My beautiful and deep return to myself came with unexpected emotional hits along the way. And then, I was faced with the most challenging thing to date: learning to feel safety and joy again.
Insight
Here's what I didn't expect: the hardest part of healing deep pain and trauma isn't becoming as perfect and knowledgeable as possible to overcome the darkness. It's letting healing happen through love, joy, and peace.
Endless searching and digging for the darkness hinders our power. I have had to learn to trust that my True Presence, found through soul-alignment, naturally dissolves what no longer serves when I stop gripping so tightly.
But (re)building trust takes time and patience.
It requires gradual re-learning by experiencing safety and connection in the body again. Re-patterning or unlearning negative beliefs and defense mechanisms that justify staying on alert, rationalizing settling for "what I can get," self-blaming disguised as "responsibility" in relationships, and worst-case-scenario thinking that seems like protection.
Surprisingly, it feels scary to stop holding the weight of past pain.
The lightness seems suspicious. The silence feels strange and not chasing or proving ourselves seems too good to be true. A panicked voice says: If I stop holding this pain, something bad will happen again. Last time I thought I could rest, and things fell apart.
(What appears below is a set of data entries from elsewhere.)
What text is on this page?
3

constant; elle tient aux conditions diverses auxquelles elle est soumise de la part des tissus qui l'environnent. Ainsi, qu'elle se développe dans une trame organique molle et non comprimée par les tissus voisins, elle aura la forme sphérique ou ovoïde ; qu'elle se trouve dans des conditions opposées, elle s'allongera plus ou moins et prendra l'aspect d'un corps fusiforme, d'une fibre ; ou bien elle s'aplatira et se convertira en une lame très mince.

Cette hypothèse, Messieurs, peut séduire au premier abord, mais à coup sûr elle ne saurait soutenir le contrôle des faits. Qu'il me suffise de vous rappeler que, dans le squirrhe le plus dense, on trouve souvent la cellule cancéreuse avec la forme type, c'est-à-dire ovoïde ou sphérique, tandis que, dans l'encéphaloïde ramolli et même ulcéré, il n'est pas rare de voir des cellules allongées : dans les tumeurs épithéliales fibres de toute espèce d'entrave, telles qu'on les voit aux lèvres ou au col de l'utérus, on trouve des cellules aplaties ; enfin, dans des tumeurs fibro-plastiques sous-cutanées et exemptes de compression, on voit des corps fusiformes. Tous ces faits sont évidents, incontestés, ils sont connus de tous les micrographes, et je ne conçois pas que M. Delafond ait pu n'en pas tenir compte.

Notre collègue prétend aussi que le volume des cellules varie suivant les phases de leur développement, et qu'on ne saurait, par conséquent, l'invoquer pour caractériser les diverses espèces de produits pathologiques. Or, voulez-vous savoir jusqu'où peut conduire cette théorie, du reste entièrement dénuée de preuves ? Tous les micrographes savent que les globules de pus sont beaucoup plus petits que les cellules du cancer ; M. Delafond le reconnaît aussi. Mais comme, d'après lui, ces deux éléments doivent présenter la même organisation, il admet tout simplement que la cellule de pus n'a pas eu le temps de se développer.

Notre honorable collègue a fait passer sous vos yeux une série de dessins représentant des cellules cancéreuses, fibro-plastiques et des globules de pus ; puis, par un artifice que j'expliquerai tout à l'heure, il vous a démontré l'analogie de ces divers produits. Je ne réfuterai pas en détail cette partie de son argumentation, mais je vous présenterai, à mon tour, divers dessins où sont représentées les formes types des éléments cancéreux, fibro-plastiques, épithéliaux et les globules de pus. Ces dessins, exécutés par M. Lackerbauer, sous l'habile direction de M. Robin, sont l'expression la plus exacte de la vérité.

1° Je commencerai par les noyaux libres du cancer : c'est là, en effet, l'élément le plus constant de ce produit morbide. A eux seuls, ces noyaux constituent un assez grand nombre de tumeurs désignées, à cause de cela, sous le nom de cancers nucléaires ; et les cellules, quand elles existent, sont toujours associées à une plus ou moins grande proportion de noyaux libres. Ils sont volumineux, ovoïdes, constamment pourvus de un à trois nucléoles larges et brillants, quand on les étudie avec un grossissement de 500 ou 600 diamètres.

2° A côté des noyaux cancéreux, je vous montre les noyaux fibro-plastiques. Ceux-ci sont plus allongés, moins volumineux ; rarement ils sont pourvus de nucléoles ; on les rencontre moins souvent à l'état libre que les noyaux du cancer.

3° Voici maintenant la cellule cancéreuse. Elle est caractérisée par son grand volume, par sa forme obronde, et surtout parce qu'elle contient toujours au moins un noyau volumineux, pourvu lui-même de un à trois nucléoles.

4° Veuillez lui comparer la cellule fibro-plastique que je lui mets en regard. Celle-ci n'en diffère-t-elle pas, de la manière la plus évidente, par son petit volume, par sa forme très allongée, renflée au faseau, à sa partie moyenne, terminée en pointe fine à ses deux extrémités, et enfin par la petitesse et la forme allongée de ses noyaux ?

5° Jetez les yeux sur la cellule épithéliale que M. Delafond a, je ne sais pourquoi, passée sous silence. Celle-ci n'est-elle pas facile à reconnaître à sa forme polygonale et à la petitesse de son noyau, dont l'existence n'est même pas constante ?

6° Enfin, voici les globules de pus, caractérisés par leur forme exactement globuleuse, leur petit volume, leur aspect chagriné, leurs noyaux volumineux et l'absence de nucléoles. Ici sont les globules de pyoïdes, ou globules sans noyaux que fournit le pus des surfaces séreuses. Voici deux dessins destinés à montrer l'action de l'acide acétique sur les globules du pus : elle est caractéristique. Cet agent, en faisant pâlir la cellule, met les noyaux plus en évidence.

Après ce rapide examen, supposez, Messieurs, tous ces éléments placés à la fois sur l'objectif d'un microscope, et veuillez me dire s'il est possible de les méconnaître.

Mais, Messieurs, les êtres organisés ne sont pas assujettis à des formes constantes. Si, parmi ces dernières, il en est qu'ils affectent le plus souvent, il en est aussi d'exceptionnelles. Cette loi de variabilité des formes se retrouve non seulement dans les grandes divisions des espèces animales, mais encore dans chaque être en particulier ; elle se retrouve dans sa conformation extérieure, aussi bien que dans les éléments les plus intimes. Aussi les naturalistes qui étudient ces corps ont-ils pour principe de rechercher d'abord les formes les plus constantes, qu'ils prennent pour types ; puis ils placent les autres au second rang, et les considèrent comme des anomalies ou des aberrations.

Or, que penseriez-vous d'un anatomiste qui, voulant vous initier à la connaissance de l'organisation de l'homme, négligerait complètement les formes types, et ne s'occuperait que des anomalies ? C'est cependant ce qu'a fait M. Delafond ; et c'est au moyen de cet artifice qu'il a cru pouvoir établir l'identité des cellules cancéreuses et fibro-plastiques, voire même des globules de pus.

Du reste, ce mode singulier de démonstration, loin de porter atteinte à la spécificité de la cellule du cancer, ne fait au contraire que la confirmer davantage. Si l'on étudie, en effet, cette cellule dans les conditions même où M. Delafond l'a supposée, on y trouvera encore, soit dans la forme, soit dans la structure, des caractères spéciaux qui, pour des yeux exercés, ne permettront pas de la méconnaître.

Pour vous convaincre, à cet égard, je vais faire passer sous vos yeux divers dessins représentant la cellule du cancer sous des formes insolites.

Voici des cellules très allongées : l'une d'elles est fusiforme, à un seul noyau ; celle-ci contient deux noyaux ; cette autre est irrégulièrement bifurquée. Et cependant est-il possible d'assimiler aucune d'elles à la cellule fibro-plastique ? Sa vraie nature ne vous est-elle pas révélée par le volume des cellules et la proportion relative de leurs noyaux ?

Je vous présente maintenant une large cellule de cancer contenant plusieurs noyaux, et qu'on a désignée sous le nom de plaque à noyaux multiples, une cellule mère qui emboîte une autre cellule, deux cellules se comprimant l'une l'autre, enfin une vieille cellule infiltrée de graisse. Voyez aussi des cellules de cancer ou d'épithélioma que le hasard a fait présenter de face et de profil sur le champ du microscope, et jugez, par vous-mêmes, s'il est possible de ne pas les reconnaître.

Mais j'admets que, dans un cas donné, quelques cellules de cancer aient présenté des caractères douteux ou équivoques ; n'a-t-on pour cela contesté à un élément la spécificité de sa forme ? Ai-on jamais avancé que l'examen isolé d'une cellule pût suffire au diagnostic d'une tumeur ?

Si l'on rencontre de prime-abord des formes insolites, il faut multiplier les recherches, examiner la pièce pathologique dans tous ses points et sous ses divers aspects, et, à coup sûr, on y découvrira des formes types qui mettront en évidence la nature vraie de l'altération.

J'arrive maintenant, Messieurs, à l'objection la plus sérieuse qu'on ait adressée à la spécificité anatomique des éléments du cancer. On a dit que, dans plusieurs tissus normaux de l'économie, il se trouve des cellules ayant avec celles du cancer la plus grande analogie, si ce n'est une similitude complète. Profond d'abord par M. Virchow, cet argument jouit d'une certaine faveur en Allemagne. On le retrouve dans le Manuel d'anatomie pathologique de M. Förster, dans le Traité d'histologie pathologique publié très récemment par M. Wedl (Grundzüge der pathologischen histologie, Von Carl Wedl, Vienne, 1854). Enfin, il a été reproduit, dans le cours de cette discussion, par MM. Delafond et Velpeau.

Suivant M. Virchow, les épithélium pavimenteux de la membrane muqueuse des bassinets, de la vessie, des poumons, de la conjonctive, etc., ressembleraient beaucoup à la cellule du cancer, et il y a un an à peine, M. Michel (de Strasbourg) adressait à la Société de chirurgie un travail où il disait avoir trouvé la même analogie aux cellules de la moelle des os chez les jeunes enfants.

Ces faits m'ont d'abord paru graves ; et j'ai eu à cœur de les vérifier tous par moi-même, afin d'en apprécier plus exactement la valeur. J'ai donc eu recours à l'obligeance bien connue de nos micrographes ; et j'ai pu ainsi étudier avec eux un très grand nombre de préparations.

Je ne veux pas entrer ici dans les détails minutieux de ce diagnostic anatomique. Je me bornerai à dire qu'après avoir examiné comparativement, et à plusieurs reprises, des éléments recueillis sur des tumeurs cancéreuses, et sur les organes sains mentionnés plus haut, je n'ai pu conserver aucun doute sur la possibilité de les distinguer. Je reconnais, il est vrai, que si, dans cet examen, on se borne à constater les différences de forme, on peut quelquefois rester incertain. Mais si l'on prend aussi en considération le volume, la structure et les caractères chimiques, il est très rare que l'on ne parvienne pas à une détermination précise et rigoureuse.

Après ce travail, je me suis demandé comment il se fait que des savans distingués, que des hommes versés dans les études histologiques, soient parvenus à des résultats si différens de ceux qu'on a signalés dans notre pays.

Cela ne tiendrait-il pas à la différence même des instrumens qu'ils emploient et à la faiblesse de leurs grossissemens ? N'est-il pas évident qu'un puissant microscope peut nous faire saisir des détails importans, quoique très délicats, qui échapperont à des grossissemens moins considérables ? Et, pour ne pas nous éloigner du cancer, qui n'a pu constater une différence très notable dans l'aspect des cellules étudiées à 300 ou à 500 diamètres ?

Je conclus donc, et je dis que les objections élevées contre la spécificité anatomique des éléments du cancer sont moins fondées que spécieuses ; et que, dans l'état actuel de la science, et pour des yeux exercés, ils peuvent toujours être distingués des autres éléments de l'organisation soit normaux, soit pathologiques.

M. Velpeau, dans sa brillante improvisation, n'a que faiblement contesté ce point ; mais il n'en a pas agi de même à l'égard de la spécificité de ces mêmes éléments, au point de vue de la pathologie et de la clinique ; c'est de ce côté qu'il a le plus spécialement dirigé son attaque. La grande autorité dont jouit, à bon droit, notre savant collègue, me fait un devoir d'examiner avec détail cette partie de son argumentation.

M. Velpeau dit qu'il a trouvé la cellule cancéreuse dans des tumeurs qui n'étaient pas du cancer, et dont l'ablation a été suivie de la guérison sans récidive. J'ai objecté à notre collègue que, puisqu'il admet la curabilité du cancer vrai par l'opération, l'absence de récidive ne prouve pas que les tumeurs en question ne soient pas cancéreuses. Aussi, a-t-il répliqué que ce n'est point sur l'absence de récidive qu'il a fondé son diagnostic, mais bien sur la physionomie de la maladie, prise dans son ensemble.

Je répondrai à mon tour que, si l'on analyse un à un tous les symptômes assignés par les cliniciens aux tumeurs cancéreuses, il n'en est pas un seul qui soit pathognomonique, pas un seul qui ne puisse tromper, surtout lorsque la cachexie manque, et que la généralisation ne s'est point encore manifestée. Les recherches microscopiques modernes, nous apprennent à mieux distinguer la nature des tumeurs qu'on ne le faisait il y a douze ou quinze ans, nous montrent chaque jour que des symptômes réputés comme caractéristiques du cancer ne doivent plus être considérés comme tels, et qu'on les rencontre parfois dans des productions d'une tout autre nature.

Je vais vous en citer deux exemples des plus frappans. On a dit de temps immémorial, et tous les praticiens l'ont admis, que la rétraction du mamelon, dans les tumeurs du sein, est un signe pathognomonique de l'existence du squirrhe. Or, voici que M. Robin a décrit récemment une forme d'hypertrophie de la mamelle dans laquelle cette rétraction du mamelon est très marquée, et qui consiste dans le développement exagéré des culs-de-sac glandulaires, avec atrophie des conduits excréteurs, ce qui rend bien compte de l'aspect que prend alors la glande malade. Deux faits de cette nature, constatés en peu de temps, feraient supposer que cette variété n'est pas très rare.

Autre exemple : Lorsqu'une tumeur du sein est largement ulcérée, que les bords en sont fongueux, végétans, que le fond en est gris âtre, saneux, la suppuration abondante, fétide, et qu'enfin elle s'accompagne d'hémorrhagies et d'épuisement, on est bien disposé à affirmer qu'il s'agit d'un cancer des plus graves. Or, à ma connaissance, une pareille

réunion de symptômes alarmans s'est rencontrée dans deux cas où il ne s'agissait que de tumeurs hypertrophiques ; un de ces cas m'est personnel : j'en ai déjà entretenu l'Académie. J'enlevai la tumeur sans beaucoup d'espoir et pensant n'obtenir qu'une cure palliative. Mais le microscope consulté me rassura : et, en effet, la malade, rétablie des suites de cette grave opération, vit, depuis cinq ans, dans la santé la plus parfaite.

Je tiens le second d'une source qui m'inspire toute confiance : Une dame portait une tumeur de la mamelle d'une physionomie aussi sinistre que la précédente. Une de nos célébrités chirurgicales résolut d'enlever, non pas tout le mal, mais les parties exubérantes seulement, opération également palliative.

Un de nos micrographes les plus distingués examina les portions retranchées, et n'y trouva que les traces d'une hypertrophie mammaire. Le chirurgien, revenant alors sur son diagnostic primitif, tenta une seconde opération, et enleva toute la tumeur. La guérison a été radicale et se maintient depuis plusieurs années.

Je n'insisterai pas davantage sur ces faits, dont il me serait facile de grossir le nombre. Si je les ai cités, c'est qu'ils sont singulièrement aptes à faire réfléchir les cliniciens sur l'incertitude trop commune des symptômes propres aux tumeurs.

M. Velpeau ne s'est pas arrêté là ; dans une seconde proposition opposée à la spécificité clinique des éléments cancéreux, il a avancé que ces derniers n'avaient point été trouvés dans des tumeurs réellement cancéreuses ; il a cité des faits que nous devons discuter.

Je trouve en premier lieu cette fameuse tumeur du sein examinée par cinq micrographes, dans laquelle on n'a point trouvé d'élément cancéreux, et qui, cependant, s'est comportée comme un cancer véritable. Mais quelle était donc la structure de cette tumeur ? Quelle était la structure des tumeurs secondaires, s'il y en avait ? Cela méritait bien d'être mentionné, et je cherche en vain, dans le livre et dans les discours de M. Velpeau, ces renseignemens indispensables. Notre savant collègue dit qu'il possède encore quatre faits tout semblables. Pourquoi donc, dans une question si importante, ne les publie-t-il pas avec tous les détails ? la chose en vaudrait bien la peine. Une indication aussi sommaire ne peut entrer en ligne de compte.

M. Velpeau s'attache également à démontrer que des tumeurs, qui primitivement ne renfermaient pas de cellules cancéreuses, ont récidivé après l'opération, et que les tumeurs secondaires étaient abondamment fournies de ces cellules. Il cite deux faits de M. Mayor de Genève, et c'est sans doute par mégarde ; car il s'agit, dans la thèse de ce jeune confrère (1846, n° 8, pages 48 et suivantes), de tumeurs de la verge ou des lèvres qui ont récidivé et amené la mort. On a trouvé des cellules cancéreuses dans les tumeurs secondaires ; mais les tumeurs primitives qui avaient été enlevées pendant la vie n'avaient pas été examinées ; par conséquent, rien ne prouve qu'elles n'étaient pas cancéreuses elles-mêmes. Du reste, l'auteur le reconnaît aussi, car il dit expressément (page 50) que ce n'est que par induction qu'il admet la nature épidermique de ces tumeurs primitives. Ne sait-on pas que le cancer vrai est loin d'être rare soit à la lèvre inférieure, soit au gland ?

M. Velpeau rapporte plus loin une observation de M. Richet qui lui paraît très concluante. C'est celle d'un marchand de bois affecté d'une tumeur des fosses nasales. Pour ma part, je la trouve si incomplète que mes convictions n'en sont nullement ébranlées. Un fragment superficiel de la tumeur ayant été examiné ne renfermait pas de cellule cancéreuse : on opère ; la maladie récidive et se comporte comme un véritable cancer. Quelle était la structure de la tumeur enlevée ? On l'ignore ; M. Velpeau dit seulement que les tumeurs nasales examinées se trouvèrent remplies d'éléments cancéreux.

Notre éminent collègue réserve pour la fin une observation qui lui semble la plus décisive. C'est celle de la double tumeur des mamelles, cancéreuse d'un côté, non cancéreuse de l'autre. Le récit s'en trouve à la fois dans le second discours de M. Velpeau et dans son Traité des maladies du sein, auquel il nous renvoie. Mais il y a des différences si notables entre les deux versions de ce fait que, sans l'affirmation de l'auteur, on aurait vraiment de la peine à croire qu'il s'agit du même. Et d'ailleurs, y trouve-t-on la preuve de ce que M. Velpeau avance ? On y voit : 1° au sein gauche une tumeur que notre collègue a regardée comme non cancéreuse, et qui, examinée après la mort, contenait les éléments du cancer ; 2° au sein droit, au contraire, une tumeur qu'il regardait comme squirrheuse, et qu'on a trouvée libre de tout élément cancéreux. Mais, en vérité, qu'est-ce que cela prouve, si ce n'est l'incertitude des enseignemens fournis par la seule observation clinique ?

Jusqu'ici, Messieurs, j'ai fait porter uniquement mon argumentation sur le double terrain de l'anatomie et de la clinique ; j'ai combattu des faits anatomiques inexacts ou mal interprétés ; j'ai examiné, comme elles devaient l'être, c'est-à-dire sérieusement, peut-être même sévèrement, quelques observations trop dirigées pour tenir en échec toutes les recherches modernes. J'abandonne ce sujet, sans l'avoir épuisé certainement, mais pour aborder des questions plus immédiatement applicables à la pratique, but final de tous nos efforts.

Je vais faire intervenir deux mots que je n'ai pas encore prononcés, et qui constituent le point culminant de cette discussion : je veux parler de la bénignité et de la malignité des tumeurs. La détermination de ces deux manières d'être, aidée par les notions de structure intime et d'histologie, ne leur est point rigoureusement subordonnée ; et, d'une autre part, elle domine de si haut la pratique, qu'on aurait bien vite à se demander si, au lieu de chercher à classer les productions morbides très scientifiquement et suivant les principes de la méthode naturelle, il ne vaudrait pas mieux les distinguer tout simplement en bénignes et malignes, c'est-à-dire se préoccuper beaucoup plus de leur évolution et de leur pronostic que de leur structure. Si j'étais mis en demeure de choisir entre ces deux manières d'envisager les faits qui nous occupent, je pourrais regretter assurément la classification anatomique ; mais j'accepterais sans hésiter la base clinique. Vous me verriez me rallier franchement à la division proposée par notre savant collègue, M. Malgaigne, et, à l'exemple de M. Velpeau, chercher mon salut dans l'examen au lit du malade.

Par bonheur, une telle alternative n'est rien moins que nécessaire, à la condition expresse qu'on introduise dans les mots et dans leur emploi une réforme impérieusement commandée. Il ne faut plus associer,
But that is the distortion speaking. The "bad" thing didn't happen because I rested. And there were countless other times I rested and all was well.
Healing asks us to see beyond disappointment and open to new possibility. To reconnect with the innocence and creativity of our inner child—the part of us who knows how to play, trust, and receive.
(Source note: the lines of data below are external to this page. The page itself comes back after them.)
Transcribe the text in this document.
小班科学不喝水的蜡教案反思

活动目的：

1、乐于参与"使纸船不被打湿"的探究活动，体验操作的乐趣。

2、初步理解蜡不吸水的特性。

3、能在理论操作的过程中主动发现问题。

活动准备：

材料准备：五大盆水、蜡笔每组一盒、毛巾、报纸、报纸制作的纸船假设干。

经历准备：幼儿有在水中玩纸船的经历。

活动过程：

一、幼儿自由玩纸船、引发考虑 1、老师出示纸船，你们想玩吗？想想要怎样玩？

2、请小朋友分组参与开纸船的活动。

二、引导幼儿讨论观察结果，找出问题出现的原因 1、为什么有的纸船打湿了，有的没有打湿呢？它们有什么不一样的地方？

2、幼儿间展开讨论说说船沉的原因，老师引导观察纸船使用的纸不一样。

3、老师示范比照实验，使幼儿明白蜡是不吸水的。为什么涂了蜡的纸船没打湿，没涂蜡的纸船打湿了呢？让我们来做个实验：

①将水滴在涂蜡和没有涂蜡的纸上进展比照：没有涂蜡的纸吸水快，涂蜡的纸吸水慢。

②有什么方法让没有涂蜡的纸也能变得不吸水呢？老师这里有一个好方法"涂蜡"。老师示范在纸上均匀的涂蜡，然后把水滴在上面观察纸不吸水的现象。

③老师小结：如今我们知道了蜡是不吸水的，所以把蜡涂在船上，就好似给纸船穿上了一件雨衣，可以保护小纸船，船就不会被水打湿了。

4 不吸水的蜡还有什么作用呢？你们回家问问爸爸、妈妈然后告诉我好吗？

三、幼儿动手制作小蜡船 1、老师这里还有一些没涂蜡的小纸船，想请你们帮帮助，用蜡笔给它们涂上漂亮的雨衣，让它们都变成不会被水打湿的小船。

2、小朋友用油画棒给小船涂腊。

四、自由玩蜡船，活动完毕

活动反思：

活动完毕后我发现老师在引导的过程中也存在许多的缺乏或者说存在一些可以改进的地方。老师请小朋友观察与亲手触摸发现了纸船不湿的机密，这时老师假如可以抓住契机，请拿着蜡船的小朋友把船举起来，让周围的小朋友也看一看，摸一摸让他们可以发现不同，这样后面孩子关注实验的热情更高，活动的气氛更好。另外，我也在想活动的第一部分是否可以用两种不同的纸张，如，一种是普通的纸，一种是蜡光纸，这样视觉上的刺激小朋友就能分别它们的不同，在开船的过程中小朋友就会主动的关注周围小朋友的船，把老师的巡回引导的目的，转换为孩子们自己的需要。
The Body Keeps the Score by Bessel van der Kolk speaks to this truth: the mind alone cannot heal trauma. Healing must be somatic and relational—felt in the body and experienced in connection with others.
PRACTICES OF RE-PATTERNING:
When the "gripping" feeling of a worrisome or fearful thought comes over me, here's what I practice:
- Prayer and affirmation - Using my voice to self-soothe my mind, body, and spirit. Something like: "I am safe to relax and receive. All is well."
- Stillness over urgency - Pausing and not taking action from panic (or interrupt any action that temporarily took me over). I surrender. Like the concept of being caught in quicksand—not struggling against it, but softening into support.
- Surround myself with safe people - Leaning into current relationships with people I trust. Those who love me, encourage me, and think highly of me help with seeing and hearing myself and my world in an uplifting way.
- Appreciation and evidence - Journaling and speaking aloud positive aspects in the day. Acknowledging when I'm proved "wrong" about a worrisome thought. Evidence that safety is real helps to (re)build trust.